The lesson is that process node names are marketing, not engineering specifications. When you read that a new phone has a "7nm chip," what you should understand is that it uses transistor technology from a certain generation, one that enabled the powerful mobile processors that emerged around 2018-2020. The actual manufacturing involves dozens of different patterning techniques, multiple lithography technologies, and dimensions that vary wildly across different parts of the chip.
What's Actually Inside Your Phone
Consider the Apple A12 Bionic, that first mainstream "7nm" mobile processor. It contained 6.9 billion transistors—roughly a thousand times more than the Pentium processor from 1993. Those transistors were organized into a neural engine for machine learning, graphics processing units for rendering your photos and videos, and high-performance computing cores for running applications.

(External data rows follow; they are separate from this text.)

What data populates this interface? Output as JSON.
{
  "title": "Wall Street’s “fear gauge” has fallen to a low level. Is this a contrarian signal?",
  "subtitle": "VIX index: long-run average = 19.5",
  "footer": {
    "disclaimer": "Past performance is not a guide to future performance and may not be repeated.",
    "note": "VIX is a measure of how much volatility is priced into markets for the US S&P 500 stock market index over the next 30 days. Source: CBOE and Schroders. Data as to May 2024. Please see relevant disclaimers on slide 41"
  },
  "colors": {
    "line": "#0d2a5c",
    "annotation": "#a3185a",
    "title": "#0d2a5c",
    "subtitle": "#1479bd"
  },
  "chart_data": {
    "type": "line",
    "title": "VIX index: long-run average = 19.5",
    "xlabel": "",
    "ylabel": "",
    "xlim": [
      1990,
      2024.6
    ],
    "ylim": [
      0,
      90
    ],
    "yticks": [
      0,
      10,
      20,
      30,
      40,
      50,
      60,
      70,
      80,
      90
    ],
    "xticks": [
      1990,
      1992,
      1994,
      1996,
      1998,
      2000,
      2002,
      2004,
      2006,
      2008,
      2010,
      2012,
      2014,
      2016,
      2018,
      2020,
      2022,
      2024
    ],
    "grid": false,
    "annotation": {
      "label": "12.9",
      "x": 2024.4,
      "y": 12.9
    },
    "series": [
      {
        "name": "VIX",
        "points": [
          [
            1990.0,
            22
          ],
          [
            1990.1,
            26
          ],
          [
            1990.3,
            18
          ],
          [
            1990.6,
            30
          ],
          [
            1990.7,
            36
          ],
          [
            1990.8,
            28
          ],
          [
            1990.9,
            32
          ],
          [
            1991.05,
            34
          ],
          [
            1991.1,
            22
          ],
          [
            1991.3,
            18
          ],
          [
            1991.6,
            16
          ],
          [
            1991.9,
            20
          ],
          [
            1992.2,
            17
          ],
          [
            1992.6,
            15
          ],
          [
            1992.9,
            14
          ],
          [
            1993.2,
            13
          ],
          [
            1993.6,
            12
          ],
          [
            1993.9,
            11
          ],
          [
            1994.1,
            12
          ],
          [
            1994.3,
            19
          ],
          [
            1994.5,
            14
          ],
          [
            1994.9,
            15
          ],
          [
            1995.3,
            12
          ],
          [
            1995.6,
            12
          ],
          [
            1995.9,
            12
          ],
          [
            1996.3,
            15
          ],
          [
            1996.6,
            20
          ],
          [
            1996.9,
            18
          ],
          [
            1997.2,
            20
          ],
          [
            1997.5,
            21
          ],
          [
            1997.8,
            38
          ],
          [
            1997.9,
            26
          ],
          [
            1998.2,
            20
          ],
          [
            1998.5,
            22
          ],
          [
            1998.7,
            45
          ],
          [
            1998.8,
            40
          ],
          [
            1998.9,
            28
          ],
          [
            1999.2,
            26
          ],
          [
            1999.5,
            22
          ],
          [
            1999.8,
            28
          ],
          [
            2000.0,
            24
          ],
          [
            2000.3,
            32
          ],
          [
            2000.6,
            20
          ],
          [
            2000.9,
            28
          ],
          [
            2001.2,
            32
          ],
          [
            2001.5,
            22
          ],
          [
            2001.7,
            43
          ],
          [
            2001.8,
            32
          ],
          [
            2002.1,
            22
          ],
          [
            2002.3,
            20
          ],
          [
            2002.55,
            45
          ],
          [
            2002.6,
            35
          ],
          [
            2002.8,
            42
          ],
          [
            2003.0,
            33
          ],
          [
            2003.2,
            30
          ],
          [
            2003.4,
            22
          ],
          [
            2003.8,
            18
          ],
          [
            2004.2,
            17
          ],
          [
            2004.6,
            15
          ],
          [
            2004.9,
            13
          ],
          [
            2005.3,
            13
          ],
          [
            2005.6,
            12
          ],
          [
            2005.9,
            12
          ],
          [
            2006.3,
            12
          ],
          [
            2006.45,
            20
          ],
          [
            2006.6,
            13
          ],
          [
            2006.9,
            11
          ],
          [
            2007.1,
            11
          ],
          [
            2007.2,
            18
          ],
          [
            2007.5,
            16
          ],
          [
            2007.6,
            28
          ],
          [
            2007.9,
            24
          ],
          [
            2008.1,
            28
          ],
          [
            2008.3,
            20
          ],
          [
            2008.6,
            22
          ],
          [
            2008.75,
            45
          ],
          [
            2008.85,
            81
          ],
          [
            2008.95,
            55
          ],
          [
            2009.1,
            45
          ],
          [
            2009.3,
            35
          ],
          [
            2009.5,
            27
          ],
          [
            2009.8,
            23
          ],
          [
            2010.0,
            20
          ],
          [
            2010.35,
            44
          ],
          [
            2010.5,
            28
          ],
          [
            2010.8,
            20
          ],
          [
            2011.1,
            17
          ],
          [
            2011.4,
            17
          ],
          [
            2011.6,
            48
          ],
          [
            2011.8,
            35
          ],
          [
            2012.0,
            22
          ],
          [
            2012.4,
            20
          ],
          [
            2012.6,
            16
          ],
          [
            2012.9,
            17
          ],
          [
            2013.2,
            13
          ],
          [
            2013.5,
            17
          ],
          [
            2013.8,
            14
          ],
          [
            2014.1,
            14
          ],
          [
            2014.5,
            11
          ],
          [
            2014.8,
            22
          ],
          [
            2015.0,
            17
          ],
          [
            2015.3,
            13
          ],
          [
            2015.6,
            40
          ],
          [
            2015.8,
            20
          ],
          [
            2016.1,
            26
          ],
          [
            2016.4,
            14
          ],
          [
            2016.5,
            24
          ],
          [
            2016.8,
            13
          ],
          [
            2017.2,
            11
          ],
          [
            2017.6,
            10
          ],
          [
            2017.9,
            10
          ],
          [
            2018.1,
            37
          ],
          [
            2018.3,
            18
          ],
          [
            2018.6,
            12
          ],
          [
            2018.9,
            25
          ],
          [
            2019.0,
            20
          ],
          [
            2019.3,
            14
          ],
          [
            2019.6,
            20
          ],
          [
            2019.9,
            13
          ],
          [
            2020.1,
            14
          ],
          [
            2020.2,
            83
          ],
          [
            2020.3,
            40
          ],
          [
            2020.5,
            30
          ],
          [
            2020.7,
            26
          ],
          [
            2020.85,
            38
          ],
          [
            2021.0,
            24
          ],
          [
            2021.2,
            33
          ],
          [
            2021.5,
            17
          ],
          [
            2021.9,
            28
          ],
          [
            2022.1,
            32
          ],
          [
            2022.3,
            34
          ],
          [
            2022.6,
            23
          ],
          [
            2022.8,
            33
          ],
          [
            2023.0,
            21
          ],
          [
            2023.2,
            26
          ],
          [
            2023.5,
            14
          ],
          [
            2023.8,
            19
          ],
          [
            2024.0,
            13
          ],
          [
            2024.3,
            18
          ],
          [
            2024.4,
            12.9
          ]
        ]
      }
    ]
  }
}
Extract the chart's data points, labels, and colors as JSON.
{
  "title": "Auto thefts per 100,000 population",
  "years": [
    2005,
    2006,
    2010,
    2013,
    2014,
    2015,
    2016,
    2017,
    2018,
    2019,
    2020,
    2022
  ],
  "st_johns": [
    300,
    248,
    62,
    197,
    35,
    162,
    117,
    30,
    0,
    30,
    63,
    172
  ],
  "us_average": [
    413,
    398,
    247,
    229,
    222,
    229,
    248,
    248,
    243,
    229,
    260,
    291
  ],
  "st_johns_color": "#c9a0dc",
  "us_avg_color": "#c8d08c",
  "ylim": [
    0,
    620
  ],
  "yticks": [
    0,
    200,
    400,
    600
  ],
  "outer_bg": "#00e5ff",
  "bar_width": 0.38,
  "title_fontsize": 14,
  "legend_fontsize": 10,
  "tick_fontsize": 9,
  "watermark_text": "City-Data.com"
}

The chip measured about 83 square millimeters—roughly the size of a small fingernail. Into that space, TSMC packed the processing power that would have required an entire room of equipment a few decades earlier. The "7nm" label, meaningless as it is technically, represented a genuine milestone in miniaturization and efficiency.
By 2020, "7nm" manufacturing accounted for 36% of TSMC's revenue—over $10 billion worth of chips flowing from their fabs in Taiwan to devices around the world. The technology had moved from laboratory demonstrations to economic backbone in less than five years.
Looking Forward, Looking Back
The story of "7nm" is really two stories intertwined.
The first is a story of marketing overtaking meaning. What began as a straightforward description—the smallest features on a chip measured 7 nanometers—became a brand name disconnected from physical reality. This has caused genuine confusion and arguably some deception, as different companies used the same numbers to describe meaningfully different technologies.
The second is a story of remarkable engineering achievement. Regardless of what we call it, the manufacturing technology that emerged in the late 2010s represents one of humanity's most precise industrial processes. We learned to manipulate matter at scales where individual atoms become relevant, using light that most materials absorb, in machines so complex that only one company in the world can build them.
The "7nm" node sits at a fascinating transition point in this history. It's the generation where EUV lithography finally moved from research curiosity to production reality after decades of development. It's when the consolidation of advanced manufacturing accelerated, leaving only a handful of companies capable of cutting-edge fabrication. And it's when the gap between what the marketing names suggested and what they actually meant became impossible to ignore.
The researchers who demonstrated 6nm and 5nm transistors in laboratories back in the early 2000s—teams at IBM and NEC pushing the boundaries of what seemed possible—might be bemused to see their achievements reduced to brand names. But their work lives on in every smartphone, laptop, and server humming away with billions of transistors packed into spaces smaller than a postage stamp.
Seven nanometers may not mean what it says. But the technology it represents is real, and it's everywhere.